Entro il 29 marzo – neanche 10 giorni lavorativi dalla pubblicazione del primo foglio di calcolo pubblico – i soli “produttori di coronavirus” spagnoli avevano fabbricato e consegnato oltre 350.000 schermi facciali a coloro che lavoravano nei servizi essenziali. In sole due settimane dopo la sua nascita, la rete di produttori di coronavirus aveva 16.4000 volontari che fabbricavano e distribuivano 41.000 unità al giorno. Questo è uno dei benefici imprevisti della produzione decentralizzata potenziata dalla stampa 3D, in quanto questa piuttosto vasta comunità di produttori può produrre migliaia di componenti utilizzando gli stessi file e gli stessi standard di garanzia della qualità, mantenendo protocolli di distanziamento sociale per ridurre al minimo la diffusione della malattia. Il design dello schermo facciale open source in Nuova Zelanda viene da Josef Prusa, fondatore di Prusa Research e pioniere di una delle prime e apprezzate stampanti 3D desktop fai-da-te (Prusa i3). Prusa ha collaborato pro bono con le autorità mediche ceche sin dallo scoppio della pandemia per perfezionare il design dello scudo facciale in base alle proprie esigenze. Non ha esitato a rendere il design open source e offrirlo al resto della comunità di produttori in tutto il mondo per alleviare la carenza di DPI.
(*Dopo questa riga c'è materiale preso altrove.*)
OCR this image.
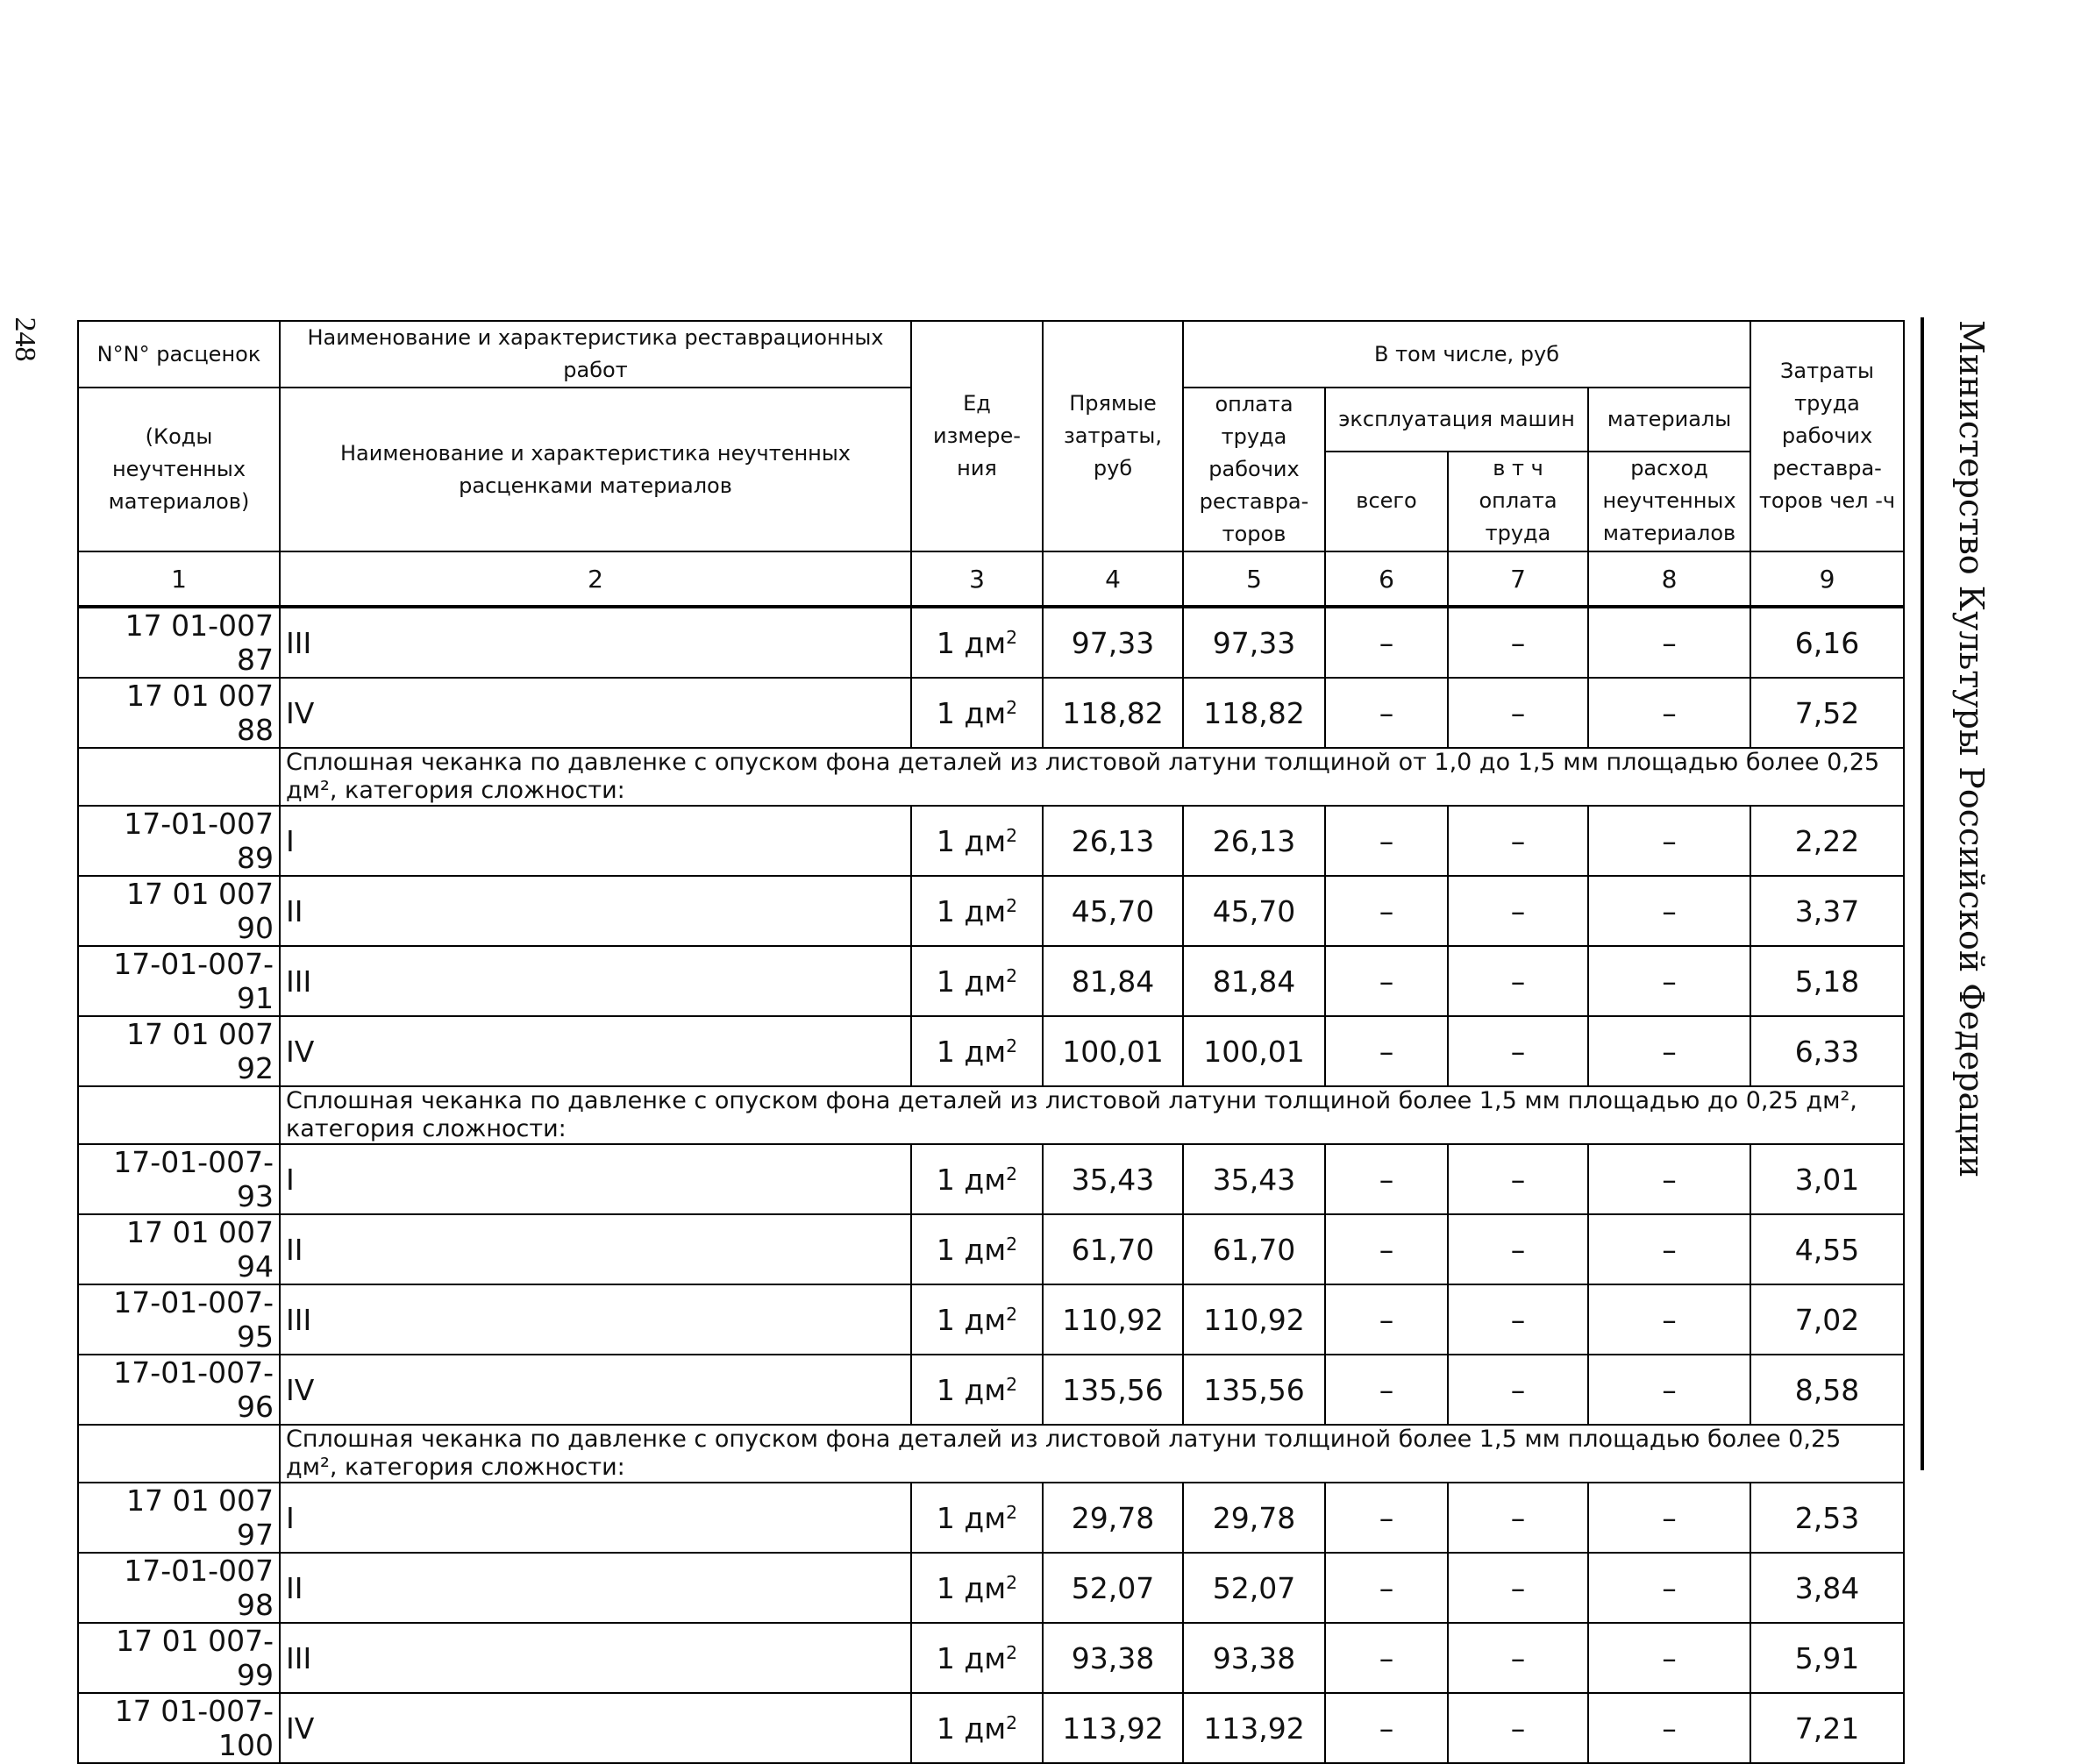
248	Министерство Культуры Российской Федерации
N°N° расценок	Наименование и характеристика реставрационных работ	Ед измере-ния	Прямые затраты, руб	В том числе, руб				Затраты труда рабочих реставра-торов чел -ч
(Коды неучтенных материалов)	Наименование и характеристика неучтенных расценками материалов			оплата труда рабочих реставра-торов	эксплуатация машин		материалы	
					всего	в т ч оплата труда	расход неучтенных материалов	
1	2	3	4	5	6	7	8	9
17 01-007 87	III	1 $дм^2$	97,33	97,33	–	–	–	6,16
17 01 007 88	IV	1 $дм^2$	118,82	118,82	–	–	–	7,52
	Сплошная чеканка по давленке с опуском фона деталей из листовой латуни толщиной от 1,0 до 1,5 мм площадью более 0,25 дм², категория сложности:							
17-01-007 89	I	1 $дм^2$	26,13	26,13	–	–	–	2,22
17 01 007 90	II	1 $дм^2$	45,70	45,70	–	–	–	3,37
17-01-007-91	III	1 $дм^2$	81,84	81,84	–	–	–	5,18
17 01 007 92	IV	1 $дм^2$	100,01	100,01	–	–	–	6,33
	Сплошная чеканка по давленке с опуском фона деталей из листовой латуни толщиной более 1,5 мм площадью до 0,25 дм², категория сложности:							
17-01-007-93	I	1 $дм^2$	35,43	35,43	–	–	–	3,01
17 01 007 94	II	1 $дм^2$	61,70	61,70	–	–	–	4,55
17-01-007-95	III	1 $дм^2$	110,92	110,92	–	–	–	7,02
17-01-007-96	IV	1 $дм^2$	135,56	135,56	–	–	–	8,58
	Сплошная чеканка по давленке с опуском фона деталей из листовой латуни толщиной более 1,5 мм площадью более 0,25 дм², категория сложности:							
17 01 007 97	I	1 $дм^2$	29,78	29,78	–	–	–	2,53
17-01-007 98	II	1 $дм^2$	52,07	52,07	–	–	–	3,84
17 01 007-99	III	1 $дм^2$	93,38	93,38	–	–	–	5,91
17 01-007-100	IV	1 $дм^2$	113,92	113,92	–	–	–	7,21
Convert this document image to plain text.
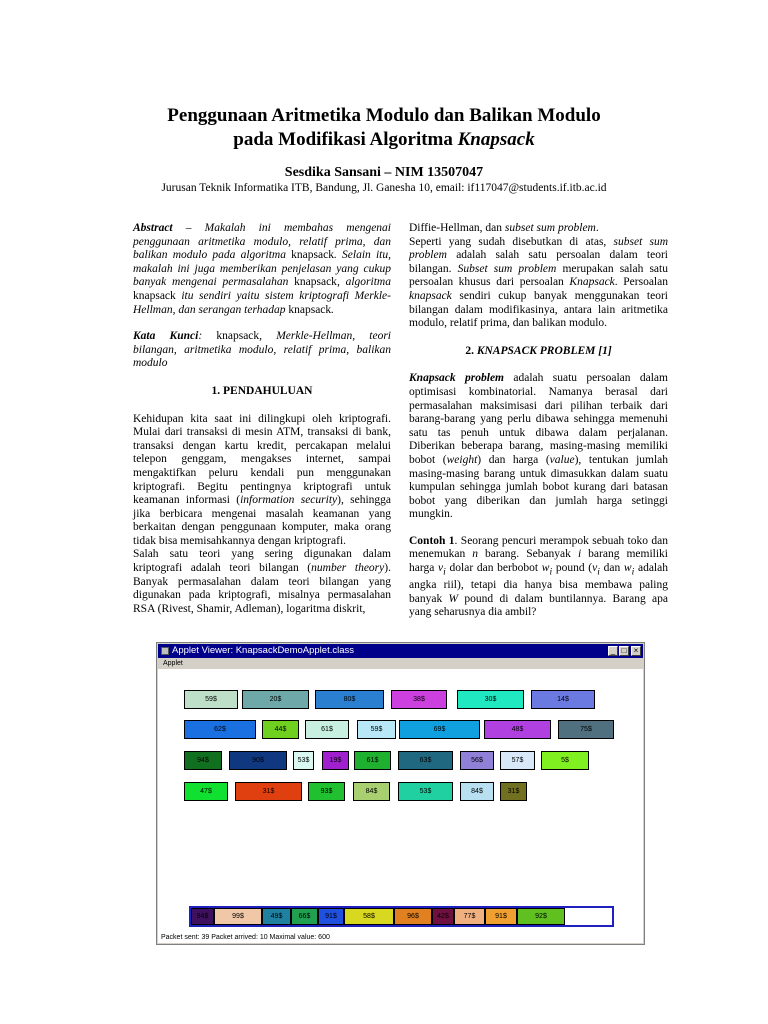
Penggunaan Aritmetika Modulo dan Balikan Modulo
pada Modifikasi Algoritma Knapsack
Sesdika Sansani – NIM 13507047
Jurusan Teknik Informatika ITB, Bandung, Jl. Ganesha 10, email: if117047@students.if.itb.ac.id

Abstract – Makalah ini membahas mengenai penggunaan aritmetika modulo, relatif prima, dan balikan modulo pada algoritma knapsack. Selain itu, makalah ini juga memberikan penjelasan yang cukup banyak mengenai permasalahan knapsack, algoritma knapsack itu sendiri yaitu sistem kriptografi Merkle-Hellman, dan serangan terhadap knapsack.

Kata Kunci: knapsack, Merkle-Hellman, teori bilangan, aritmetika modulo, relatif prima, balikan modulo

1. PENDAHULUAN

Kehidupan kita saat ini dilingkupi oleh kriptografi. Mulai dari transaksi di mesin ATM, transaksi di bank, transaksi dengan kartu kredit, percakapan melalui telepon genggam, mengakses internet, sampai mengaktifkan peluru kendali pun menggunakan kriptografi. Begitu pentingnya kriptografi untuk keamanan informasi (information security), sehingga jika berbicara mengenai masalah keamanan yang berkaitan dengan penggunaan komputer, maka orang tidak bisa memisahkannya dengan kriptografi.

Salah satu teori yang sering digunakan dalam kriptografi adalah teori bilangan (number theory). Banyak permasalahan dalam teori bilangan yang digunakan pada kriptografi, misalnya permasalahan RSA (Rivest, Shamir, Adleman), logaritma diskrit,

Diffie-Hellman, dan subset sum problem.

Seperti yang sudah disebutkan di atas, subset sum problem adalah salah satu persoalan dalam teori bilangan. Subset sum problem merupakan salah satu persoalan khusus dari persoalan Knapsack. Persoalan knapsack sendiri cukup banyak menggunakan teori bilangan dalam modifikasinya, antara lain aritmetika modulo, relatif prima, dan balikan modulo.

2. KNAPSACK PROBLEM [1]

Knapsack problem adalah suatu persoalan dalam optimisasi kombinatorial. Namanya berasal dari permasalahan maksimisasi dari pilihan terbaik dari barang-barang yang perlu dibawa sehingga memenuhi satu tas penuh untuk dibawa dalam perjalanan. Diberikan beberapa barang, masing-masing memiliki bobot (weight) dan harga (value), tentukan jumlah masing-masing barang untuk dimasukkan dalam suatu kumpulan sehingga jumlah bobot kurang dari batasan bobot yang diberikan dan jumlah harga setinggi mungkin.

Contoh 1. Seorang pencuri merampok sebuah toko dan menemukan n barang. Sebanyak i barang memiliki harga $v_i$ dolar dan berbobot $w_i$ pound ($v_i$ dan $w_i$ adalah angka riil), tetapi dia hanya bisa membawa paling banyak W pound di dalam buntilannya. Barang apa yang seharusnya dia ambil?

Applet Viewer: KnapsackDemoApplet.class	_ □ ×
Applet
94$	99$	49$	66$	91$	58$	96$	42$	77$	91$	92$
Packet sent: 39 Packet arrived: 10 Maximal value: 600
59$	20$	80$	38$	30$	14$
62$	44$	61$	59$	69$	48$	75$
94$	90$	53$	19$	61$	63$	56$	57$	5$
47$	31$	93$	84$	53$	84$	31$
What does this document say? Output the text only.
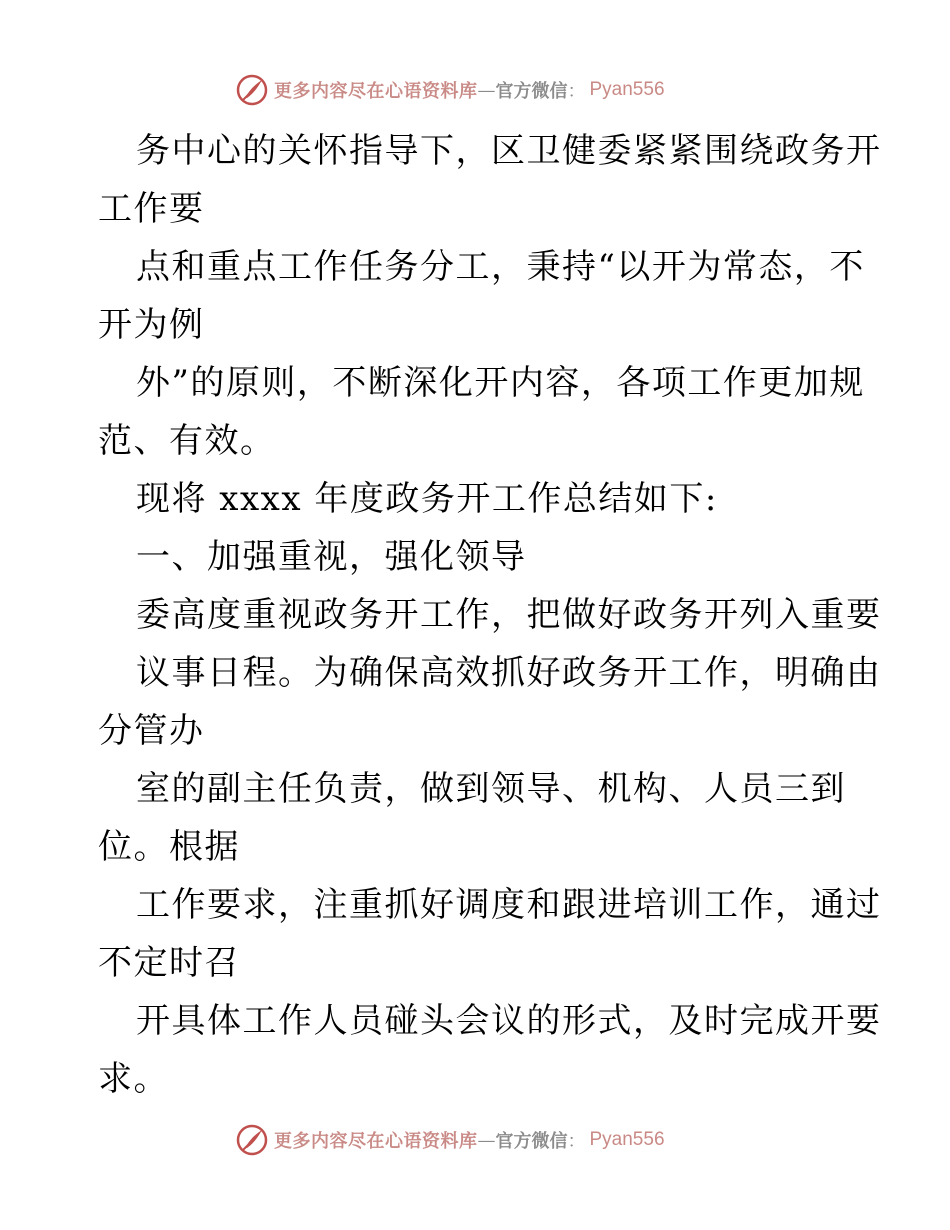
更多内容尽在心语资料库 — 官方微信 ： Pyan556
务中心的关怀指导下，区卫健委紧紧围绕政务开
工作要
点和重点工作任务分工，秉持“以开为常态，不
开为例
外”的原则，不断深化开内容，各项工作更加规
范、有效。
现将 xxxx 年度政务开工作总结如下:
一、加强重视，强化领导
委高度重视政务开工作，把做好政务开列入重要
议事日程。为确保高效抓好政务开工作，明确由
分管办
室的副主任负责，做到领导、机构、人员三到
位。根据
工作要求，注重抓好调度和跟进培训工作，通过
不定时召
开具体工作人员碰头会议的形式，及时完成开要
求。
更多内容尽在心语资料库 — 官方微信 ： Pyan556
La startup neozelandese Ponoko ci offre una proposta interessante. I consumatori possono progettare i propri prodotti utilizzando un software di progettazione del kit di base, acquistare progetti di progettazione o scaricarne alcuni gratuitamente a seconda dell’uso previsto. Se dispongono di una stampante 3D personale o uno spazio di fabbricazione, possono fabbricare il proprio prodotto, riducendo i costi di manodopera e spedizione. In alternativa, possono facilmente prenotare strutture di stampa 3D nelle vicinanze e fare fabbricare per loro il prodotto, tutto online e comodamente da casa. Come Amazon o eBay, Ponokos offre vetrine per commercianti di terze parti come i designer. Invece di vendere prodotti fabbricati, vende progetti e dà la possibilità di noleggiare macchine remote per realizzarli. La fabbricazione decentralizzata potrebbe ridurre la necessità di spedire grandi quantità di materie prime attraverso gli oceani? La produzione locale potrebbe ridurre le spedizioni a lunga distanza per arrivare dalla fabbrica al consumatore? E così facendo, la produzione locale decentralizzata potrebbe ridurre le nostre emissioni di carbonio? Non dovremo prendere questo periodo storico con leggera ma, anzi, imparare da esso. Non dimentichiamo che siamo noi i soli responsabili del nostro futuro.